Working with a $100-a-night budget, I slept in style in the Grand Central Square apartments atop the Million Dollar Theatre, built for showman Sid Grauman (of Grauman's Chinese, the Hollywood Boulevard movie palace known for the concrete blocks bearing the footprints and handprints of stars).

While trolling through Airbnb.com, a global Internet network of accommodations offered by locals, I spotted a listing for "Urban Bed & Breakfast" and rented a sunny guest room with private bathroom from L.A. native Guillermo Ortiz.

Terra-cotta sculptures of bison heads and Texas longhorn skulls decorate the facade of the Grand Central Square apartments, testimony to the amount that reportedly was spent on the building.

Offices were converted into apartments. The theater, closed to the public for a decade, reopened in 2008 for live performances, film shoots and private parties. Next door, vintage neon signs welcome visitors to the Grand Central Market, a farmers' market since 1917.

"You have to search for places," Ortiz told me. "Things may not seem like much from the outside, but they're incredible inside."

Across the street was the Bradbury office building, built in 1893, and a stop on the L.A. Conservancy's walking tour.

The facade is plain-looking, but the interior reflects mining and real-estate millionaire Lewis Bradbury's vision of what a building might look like in the year 2000. Visitors are free to roam the sky-lit lobby, and admire the open cage elevators, marble stairs and iron railings.

When Ortiz recommended a restaurant inside the faded Alexandria Hotel on Spring Street, I was skeptical, given the seedy bar on the corner.

He remembers the Alexandria as a popular spot for quinceañera parties, the elaborate celebrations for Mexican girls turning 15. Today the hotel houses a mix of low-income tenants, loft-dwellers and a theater company that employs downtown residents as actors.

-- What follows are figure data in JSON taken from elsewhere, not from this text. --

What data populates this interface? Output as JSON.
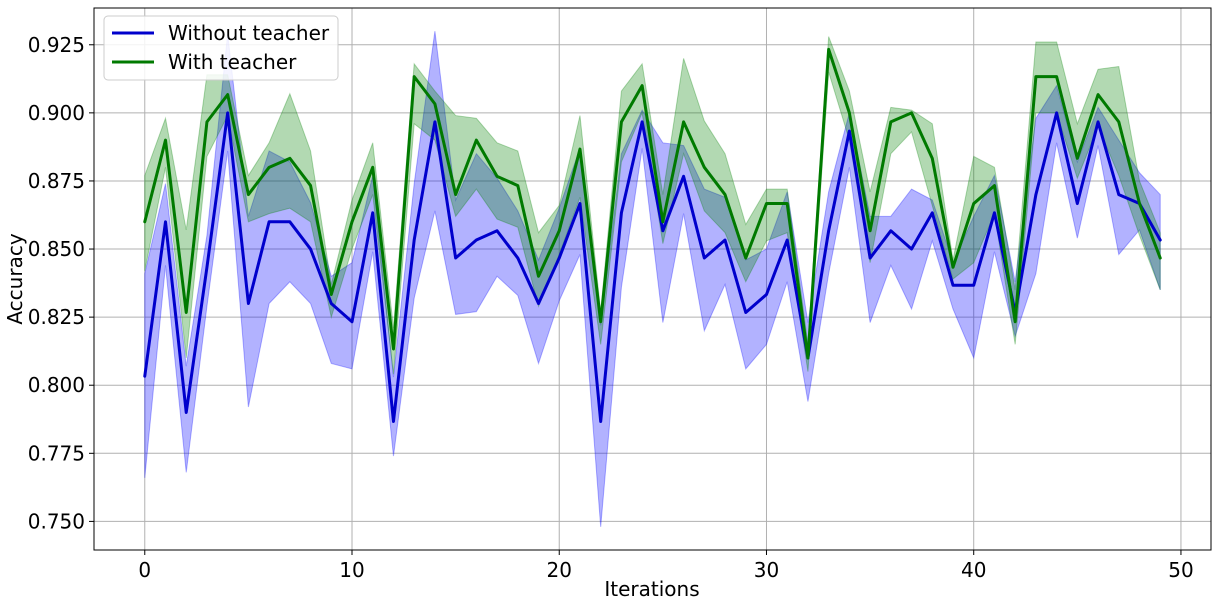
{
  "chart_data": {
    "type": "line",
    "title": "",
    "xlabel": "Iterations",
    "ylabel": "Accuracy",
    "xlim": [
      -2.45,
      51.45
    ],
    "ylim": [
      0.7395,
      0.9385
    ],
    "xticks": [
      0,
      10,
      20,
      30,
      40,
      50
    ],
    "yticks": [
      0.75,
      0.775,
      0.8,
      0.825,
      0.85,
      0.875,
      0.9,
      0.925
    ],
    "xtick_labels": [
      "0",
      "10",
      "20",
      "30",
      "40",
      "50"
    ],
    "ytick_labels": [
      "0.750",
      "0.775",
      "0.800",
      "0.825",
      "0.850",
      "0.875",
      "0.900",
      "0.925"
    ],
    "grid": true,
    "legend_position": "top-left",
    "x": [
      0,
      1,
      2,
      3,
      4,
      5,
      6,
      7,
      8,
      9,
      10,
      11,
      12,
      13,
      14,
      15,
      16,
      17,
      18,
      19,
      20,
      21,
      22,
      23,
      24,
      25,
      26,
      27,
      28,
      29,
      30,
      31,
      32,
      33,
      34,
      35,
      36,
      37,
      38,
      39,
      40,
      41,
      42,
      43,
      44,
      45,
      46,
      47,
      48,
      49
    ],
    "series": [
      {
        "name": "Without teacher",
        "color": "#0000cc",
        "band_color": "#0000ff",
        "values": [
          0.8033,
          0.86,
          0.79,
          0.8433,
          0.9,
          0.83,
          0.86,
          0.86,
          0.85,
          0.83,
          0.8233,
          0.8633,
          0.7867,
          0.8533,
          0.8967,
          0.8467,
          0.8533,
          0.8567,
          0.8467,
          0.83,
          0.8467,
          0.8667,
          0.7867,
          0.8633,
          0.8967,
          0.8567,
          0.8767,
          0.8467,
          0.8533,
          0.8267,
          0.8333,
          0.8533,
          0.81,
          0.8567,
          0.8933,
          0.8467,
          0.8567,
          0.85,
          0.8633,
          0.8367,
          0.8367,
          0.8633,
          0.8267,
          0.87,
          0.9,
          0.8667,
          0.8967,
          0.87,
          0.8667,
          0.8533
        ],
        "lower": [
          0.766,
          0.844,
          0.768,
          0.829,
          0.886,
          0.792,
          0.83,
          0.838,
          0.83,
          0.808,
          0.806,
          0.849,
          0.774,
          0.832,
          0.864,
          0.826,
          0.827,
          0.84,
          0.833,
          0.808,
          0.831,
          0.848,
          0.748,
          0.836,
          0.887,
          0.823,
          0.863,
          0.82,
          0.837,
          0.806,
          0.815,
          0.838,
          0.794,
          0.841,
          0.88,
          0.823,
          0.844,
          0.828,
          0.853,
          0.828,
          0.81,
          0.849,
          0.818,
          0.841,
          0.889,
          0.854,
          0.888,
          0.848,
          0.857,
          0.835
        ],
        "upper": [
          0.841,
          0.874,
          0.807,
          0.855,
          0.929,
          0.862,
          0.886,
          0.882,
          0.867,
          0.84,
          0.845,
          0.877,
          0.803,
          0.874,
          0.93,
          0.868,
          0.885,
          0.876,
          0.864,
          0.846,
          0.865,
          0.887,
          0.822,
          0.885,
          0.901,
          0.889,
          0.888,
          0.872,
          0.869,
          0.846,
          0.85,
          0.871,
          0.823,
          0.871,
          0.9,
          0.862,
          0.862,
          0.872,
          0.868,
          0.845,
          0.862,
          0.877,
          0.838,
          0.898,
          0.91,
          0.882,
          0.902,
          0.89,
          0.878,
          0.87
        ]
      },
      {
        "name": "With teacher",
        "color": "#007a00",
        "band_color": "#008000",
        "values": [
          0.86,
          0.89,
          0.8267,
          0.8967,
          0.9067,
          0.87,
          0.88,
          0.8833,
          0.8733,
          0.8333,
          0.86,
          0.88,
          0.8133,
          0.9133,
          0.9033,
          0.87,
          0.89,
          0.8767,
          0.8733,
          0.84,
          0.8567,
          0.8867,
          0.8233,
          0.8967,
          0.91,
          0.86,
          0.8967,
          0.88,
          0.87,
          0.8467,
          0.8667,
          0.8667,
          0.81,
          0.9233,
          0.9,
          0.8567,
          0.8967,
          0.9,
          0.8833,
          0.8433,
          0.8667,
          0.8733,
          0.8233,
          0.9133,
          0.9133,
          0.8833,
          0.9067,
          0.8967,
          0.8667,
          0.8467
        ],
        "lower": [
          0.842,
          0.88,
          0.81,
          0.884,
          0.899,
          0.86,
          0.863,
          0.865,
          0.86,
          0.825,
          0.85,
          0.87,
          0.804,
          0.896,
          0.89,
          0.862,
          0.872,
          0.861,
          0.858,
          0.829,
          0.848,
          0.869,
          0.815,
          0.882,
          0.9,
          0.852,
          0.885,
          0.864,
          0.856,
          0.838,
          0.853,
          0.856,
          0.805,
          0.915,
          0.89,
          0.845,
          0.885,
          0.893,
          0.866,
          0.839,
          0.845,
          0.863,
          0.815,
          0.9,
          0.9,
          0.876,
          0.895,
          0.877,
          0.855,
          0.835
        ],
        "upper": [
          0.877,
          0.898,
          0.857,
          0.914,
          0.914,
          0.877,
          0.889,
          0.907,
          0.886,
          0.837,
          0.868,
          0.889,
          0.821,
          0.918,
          0.908,
          0.899,
          0.898,
          0.889,
          0.886,
          0.856,
          0.866,
          0.899,
          0.827,
          0.908,
          0.918,
          0.87,
          0.92,
          0.897,
          0.885,
          0.859,
          0.872,
          0.872,
          0.815,
          0.928,
          0.908,
          0.871,
          0.902,
          0.901,
          0.896,
          0.846,
          0.884,
          0.88,
          0.835,
          0.926,
          0.926,
          0.896,
          0.916,
          0.917,
          0.875,
          0.856
        ]
      }
    ]
  }
}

The surprise: Gorbals restaurant, hidden behind closed doors off a deserted lobby. The owner, "Top Chef" winner Ilan Hall, draws on his Scottish-Israeli roots to create tapas-style treats such as latkes with smoked applesauce and bacon-wrapped matzo balls.

Less chic and hardly minimalist is Clifton's Cafeteria on South Broadway, across from the State Theatre, now the Cathedral de la Fe, where Judy Garland performed in the 1930s.

Clifton's opened in 1931, looking much like it does today — a Disneyesque fantasy forest, decorated with fake trees, moose heads, waterfalls and a faux fireplace. Breakfast here costs less than a latte at CoffeeBar. But change is coming to Broadway, too, and to Clifton's.

The Clinton family, the owners for five generations, recently sold Clifton's to Andrew Meieran, owner of the Edison.

No word yet on 35-cent drink specials, but there are reports of plans for a tiki bar upstairs.